Giant Puffball Menu Plan:

Saturday: sliced giant puffball on toast, fried in butter and garlic (very good)

Sunday: puffball curry with chapatis and dahl (surprisingly excellent)

Monday: Puffball and celery soup, with sherry and Worcester sauce (dreadful. Slime flavoured with worcester sauce and had to be replaced with an internet recipe for puffball, corn kernel, onion and milk broth.)

Tuesday: Chinese vegetables, puffball and rice

Wednesday: creamed puffball and pasta


Actually, I'll cook the last of it tonight. Wednesday isn't going to happen, owing to me having omitted to cut off the growing point, where the fruit connects to the mycelium. . . so our giant puffball went on growing up, and when the spore mass is mature, it's inedible. I knew that, but forgot in my astonishment.

Have posted off my written objection to the "exploratory drilling" at Wisborough Green, which is a weight off my mind.

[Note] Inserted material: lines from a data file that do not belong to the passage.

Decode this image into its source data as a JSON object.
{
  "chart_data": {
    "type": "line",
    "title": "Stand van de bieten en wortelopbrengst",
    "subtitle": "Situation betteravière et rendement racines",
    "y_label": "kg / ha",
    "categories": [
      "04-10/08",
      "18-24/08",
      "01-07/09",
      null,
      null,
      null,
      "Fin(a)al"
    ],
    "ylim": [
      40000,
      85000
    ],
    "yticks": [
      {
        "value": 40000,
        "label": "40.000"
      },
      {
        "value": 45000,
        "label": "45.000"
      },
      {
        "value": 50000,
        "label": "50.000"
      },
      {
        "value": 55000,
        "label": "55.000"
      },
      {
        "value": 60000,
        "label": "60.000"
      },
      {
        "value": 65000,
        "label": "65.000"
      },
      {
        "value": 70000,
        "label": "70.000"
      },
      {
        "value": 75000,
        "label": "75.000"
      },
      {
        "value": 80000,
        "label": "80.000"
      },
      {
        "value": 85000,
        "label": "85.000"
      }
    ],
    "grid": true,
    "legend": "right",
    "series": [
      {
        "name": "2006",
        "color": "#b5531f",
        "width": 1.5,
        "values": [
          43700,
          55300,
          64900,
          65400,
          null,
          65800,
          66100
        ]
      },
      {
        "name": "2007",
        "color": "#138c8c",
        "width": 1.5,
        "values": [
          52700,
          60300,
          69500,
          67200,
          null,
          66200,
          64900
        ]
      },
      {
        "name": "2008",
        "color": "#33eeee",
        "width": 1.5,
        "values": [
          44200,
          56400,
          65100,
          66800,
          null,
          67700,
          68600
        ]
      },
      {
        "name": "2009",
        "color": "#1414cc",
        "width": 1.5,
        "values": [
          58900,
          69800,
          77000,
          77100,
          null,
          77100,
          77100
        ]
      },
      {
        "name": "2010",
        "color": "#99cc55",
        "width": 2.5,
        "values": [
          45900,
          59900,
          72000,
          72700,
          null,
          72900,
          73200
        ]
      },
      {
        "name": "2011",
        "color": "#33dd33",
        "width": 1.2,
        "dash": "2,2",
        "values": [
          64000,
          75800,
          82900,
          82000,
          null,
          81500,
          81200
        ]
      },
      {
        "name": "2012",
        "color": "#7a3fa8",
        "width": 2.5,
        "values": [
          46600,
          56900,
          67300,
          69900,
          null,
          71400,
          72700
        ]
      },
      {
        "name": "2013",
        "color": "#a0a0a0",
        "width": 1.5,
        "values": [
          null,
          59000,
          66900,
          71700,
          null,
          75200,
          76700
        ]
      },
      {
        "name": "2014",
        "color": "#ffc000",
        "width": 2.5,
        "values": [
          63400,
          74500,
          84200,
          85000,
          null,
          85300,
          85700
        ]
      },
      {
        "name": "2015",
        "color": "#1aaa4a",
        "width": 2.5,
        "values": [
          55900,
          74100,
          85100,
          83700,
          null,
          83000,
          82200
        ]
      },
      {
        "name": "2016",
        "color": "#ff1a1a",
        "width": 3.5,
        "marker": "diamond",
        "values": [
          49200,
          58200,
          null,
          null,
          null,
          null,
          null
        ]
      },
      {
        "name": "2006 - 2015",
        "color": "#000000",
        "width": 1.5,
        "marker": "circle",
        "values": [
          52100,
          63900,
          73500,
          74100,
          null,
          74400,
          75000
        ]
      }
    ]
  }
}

I intend to post it on Gwynethann as well, so you can read it if you want to, although it's pretty boring really. (and here's the link) I also intend to add a short snappy one to the growing number on the WSCC site. Nobody is going to be able to say it happened because we did nothing, in our tiny patch.

http://buildings.westsussex.gov.uk/ePlanningOPS/loadFullDetails.do?aplId=1599

On the other hand, here's a site to watch, for a reality check on our global chances:

http://www.shaleenergyinsider.com/category/headline-news/

And meanwhile, from the Brighton Independent: Caroline Lucas, my MP, and in my humble opinion the best MP in the UK, has decided to plead not guilty and go to trial, over her alleged public order offences at the Balcombe drilling site protest. I am very proud of her, and when the trial comes up, I intend to be there.

Watching

Not found anything to replace Breaking Bad yet. Blacklist is just feeble. Last night, when we eventually convened for some tv leisure, we watched part of The Mummy Returns (which never tires) and Avengers Assemble, on Gabriel's recommendation. A supersized, fat and sugar feast of silliness, but not a patch on the former entertainment.

The keynote picture is the giant puffball in our fridge of course. *I ducked the ash dieback story this morning, wondering what the reporting was like, a year ago, and was it really so doomladen? Yes, it was, is the answer. Ash dieback will spread at a rate of 20 miles a year, and nearly every ash tree in the UK will be infected in a decade... It could still be true, but maybe, possibly, it won't be quite that fast, or so devastating?